Large Language Models Are Poor Clinical Decision-Makers: A Comprehensive Benchmark

Fenglin Liu,Zheng Li,Hongjian Zhou,Qingyu Yin,Jingfeng Yang,Xianfeng Tang,Chen Luo,Ming Zeng,Haoming Jiang,Yifan Gao,Priyanka Nigam,Sreyashi Nag,Bing Yin,Yining Hua,Xuan Zhou,Omid Rohanian,Anshul Thakur,Lei Clifton,David Clifton
DOI: https://doi.org/10.1101/2024.04.24.24306315
2024-10-16
Abstract:The adoption of large language models (LLMs) to assist clinicians has attracted remarkable attention. Existing works mainly adopt the close-ended question-answering (QA) task with answer options for evaluation. However, many clinical decisions involve answering open-ended questions without pre-set options. To better understand LLMs in the clinic, we construct a benchmark ClinicBench. We first collect eleven existing datasets covering diverse clinical language generation, understanding, and reasoning tasks. Furthermore, we construct six novel datasets and clinical tasks that are complex but common in real-world practice, e.g., open-ended decision-making, long document processing, and emerging drug analysis. We conduct an extensive evaluation of twenty-two LLMs under both zero-shot and few-shot settings. Finally, we invite medical experts to evaluate the clinical usefulness of LLMs. The benchmark data is available at https://github.com/AI-in-Health/ClinicBench.

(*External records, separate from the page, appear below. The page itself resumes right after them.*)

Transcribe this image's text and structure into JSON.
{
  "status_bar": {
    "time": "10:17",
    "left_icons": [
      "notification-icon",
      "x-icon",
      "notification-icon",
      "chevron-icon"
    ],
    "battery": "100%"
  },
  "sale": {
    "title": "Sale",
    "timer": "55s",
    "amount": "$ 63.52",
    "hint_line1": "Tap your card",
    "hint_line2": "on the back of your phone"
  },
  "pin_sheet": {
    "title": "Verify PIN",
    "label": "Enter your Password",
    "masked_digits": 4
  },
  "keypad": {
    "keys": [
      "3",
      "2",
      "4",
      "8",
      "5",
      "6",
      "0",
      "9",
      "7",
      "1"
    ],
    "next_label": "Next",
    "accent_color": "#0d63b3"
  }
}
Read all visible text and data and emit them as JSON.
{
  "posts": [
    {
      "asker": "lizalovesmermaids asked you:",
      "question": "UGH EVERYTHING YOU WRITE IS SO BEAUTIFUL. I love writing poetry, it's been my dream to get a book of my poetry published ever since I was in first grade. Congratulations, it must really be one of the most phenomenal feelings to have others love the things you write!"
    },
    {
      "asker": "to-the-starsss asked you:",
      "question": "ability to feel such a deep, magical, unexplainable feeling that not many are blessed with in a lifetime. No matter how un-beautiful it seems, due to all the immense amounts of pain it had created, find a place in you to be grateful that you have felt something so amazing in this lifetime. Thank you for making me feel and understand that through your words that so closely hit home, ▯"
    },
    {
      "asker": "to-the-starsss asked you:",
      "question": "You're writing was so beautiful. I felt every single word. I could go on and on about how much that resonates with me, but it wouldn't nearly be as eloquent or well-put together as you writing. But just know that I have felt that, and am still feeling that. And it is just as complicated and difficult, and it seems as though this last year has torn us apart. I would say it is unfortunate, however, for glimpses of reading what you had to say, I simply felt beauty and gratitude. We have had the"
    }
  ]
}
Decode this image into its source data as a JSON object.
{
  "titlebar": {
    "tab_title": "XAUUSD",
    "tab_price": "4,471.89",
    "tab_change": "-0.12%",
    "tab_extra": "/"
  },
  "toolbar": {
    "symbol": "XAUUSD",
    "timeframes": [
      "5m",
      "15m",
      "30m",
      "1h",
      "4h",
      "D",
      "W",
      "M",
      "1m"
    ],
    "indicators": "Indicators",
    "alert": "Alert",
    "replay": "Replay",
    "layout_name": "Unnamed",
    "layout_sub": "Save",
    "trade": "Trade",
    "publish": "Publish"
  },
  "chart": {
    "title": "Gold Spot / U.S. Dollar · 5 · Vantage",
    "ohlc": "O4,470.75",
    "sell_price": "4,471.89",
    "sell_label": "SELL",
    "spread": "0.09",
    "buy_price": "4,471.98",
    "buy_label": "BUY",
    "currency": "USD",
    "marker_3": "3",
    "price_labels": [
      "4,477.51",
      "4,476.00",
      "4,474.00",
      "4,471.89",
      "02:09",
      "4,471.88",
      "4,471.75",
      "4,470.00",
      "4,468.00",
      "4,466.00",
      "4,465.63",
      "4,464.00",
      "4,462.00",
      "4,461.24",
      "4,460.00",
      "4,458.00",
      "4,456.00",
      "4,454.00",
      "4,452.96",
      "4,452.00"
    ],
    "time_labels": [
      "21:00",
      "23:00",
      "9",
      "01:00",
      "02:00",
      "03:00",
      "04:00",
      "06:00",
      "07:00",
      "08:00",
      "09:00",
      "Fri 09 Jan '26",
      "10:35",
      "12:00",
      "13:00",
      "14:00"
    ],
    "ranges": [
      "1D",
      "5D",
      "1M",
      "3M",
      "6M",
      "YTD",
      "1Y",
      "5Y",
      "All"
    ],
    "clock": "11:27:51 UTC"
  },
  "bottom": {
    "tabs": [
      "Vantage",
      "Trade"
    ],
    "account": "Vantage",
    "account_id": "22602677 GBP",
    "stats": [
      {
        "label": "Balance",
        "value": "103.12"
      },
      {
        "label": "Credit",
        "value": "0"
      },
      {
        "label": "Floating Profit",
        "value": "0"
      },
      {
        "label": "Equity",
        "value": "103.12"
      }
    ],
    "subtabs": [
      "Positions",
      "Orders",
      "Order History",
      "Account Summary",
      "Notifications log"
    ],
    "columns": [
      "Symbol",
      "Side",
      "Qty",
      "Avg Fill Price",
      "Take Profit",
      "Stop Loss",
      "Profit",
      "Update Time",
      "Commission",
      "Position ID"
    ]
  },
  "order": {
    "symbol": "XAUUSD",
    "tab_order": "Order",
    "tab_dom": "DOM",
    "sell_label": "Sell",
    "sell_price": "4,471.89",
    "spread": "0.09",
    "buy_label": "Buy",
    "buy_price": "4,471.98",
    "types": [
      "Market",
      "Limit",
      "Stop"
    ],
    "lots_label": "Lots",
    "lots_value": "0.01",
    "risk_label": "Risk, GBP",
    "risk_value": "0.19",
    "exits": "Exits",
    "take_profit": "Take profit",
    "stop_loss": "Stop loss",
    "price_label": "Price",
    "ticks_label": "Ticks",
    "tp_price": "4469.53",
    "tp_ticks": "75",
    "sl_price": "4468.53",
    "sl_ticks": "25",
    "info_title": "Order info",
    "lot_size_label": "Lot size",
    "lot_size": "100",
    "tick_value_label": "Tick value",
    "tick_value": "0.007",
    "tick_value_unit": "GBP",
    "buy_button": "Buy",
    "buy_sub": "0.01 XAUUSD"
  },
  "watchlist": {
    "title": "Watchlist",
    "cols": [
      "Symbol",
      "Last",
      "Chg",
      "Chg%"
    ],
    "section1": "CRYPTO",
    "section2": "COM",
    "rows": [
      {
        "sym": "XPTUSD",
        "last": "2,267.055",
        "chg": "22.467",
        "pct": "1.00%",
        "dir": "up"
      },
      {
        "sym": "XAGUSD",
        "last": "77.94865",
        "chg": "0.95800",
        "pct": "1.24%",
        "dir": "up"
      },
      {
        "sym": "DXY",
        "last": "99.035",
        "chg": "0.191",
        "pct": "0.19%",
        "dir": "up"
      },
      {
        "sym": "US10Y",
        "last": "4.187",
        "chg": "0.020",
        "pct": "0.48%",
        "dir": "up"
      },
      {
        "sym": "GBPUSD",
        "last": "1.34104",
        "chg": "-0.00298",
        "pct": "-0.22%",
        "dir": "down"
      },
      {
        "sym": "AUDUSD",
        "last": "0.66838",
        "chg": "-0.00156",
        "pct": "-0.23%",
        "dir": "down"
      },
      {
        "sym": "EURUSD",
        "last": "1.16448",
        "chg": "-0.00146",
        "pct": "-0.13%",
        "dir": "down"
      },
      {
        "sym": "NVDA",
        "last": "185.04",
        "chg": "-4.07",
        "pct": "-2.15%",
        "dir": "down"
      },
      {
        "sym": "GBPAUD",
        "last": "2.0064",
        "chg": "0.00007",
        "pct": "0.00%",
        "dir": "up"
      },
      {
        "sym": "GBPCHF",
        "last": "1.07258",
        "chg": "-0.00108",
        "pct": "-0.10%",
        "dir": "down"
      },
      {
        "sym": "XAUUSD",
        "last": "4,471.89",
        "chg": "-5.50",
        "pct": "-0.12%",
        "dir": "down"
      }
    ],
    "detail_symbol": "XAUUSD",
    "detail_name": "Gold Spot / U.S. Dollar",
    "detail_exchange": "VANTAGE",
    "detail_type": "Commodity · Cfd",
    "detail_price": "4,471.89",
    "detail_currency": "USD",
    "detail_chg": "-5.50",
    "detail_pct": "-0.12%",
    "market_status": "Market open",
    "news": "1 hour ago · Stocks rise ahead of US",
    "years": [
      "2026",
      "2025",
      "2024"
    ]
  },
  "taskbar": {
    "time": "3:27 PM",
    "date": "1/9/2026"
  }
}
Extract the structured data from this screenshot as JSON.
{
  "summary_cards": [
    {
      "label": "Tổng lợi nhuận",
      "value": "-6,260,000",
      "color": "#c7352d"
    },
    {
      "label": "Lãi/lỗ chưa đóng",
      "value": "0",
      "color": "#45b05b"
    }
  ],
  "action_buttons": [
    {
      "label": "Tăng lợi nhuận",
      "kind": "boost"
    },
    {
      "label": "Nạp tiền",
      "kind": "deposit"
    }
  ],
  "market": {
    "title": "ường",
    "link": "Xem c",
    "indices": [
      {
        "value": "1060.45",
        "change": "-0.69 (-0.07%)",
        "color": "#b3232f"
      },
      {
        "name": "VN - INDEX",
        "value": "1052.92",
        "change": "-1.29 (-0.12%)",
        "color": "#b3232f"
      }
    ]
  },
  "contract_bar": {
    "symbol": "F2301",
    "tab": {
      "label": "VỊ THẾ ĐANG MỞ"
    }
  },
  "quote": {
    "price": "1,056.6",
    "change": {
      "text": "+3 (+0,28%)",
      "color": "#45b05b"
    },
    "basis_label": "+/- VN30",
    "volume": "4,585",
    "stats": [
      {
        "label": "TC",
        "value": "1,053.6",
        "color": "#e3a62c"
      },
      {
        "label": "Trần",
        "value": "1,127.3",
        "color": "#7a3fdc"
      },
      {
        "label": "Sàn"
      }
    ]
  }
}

What problem does this paper attempt to address?
The problem that this paper attempts to solve is to evaluate the performance of large - language models (LLMs) in clinical decision - support, especially their capabilities in handling complex clinical tasks such as open - ended questions, long - document processing, and understanding of new drugs. Although existing research shows that LLMs perform well in closed - ended question - answering tasks, how these models perform in actual clinical applications remains an unsolved problem. The paper constructs a comprehensive benchmarking platform - ClinicBench - to evaluate the performance of 22 different LLMs on 11 clinical tasks, which cover three main scenarios: clinical language reasoning, generation, and understanding. In addition, the paper also explores the impact of different types of instruction - fine - tuning data on the performance of medical LLMs, aiming to provide guidance for future research and applications. Specifically, the main contributions of the paper include: 1. Constructing ClinicBench, which contains 3 scenarios, 11 tasks, and 17 datasets, for evaluating 22 LLMs in zero - shot and few - shot settings. 2. Creating 6 new datasets specifically for complex problems in clinical practice, such as open - ended decision - making, long - document processing, and new - drug analysis. 3. Conducting human evaluations to measure the practicality of LLMs in the clinical field. 4. Exploring the possibility of using clinical - standard knowledge bases as fine - tuning data and analyzing the impact of different fine - tuning data types on the performance of medical LLMs. Through these efforts, the paper reveals that current LLMs can be comparable to human experts when handling structured exam - type tasks, but perform poorly in actual clinical tasks such as open - ended questions, long - document processing, and understanding of new drugs. This indicates that although LLMs show potential in some aspects, they still face many challenges in actual clinical applications and require further research and improvement.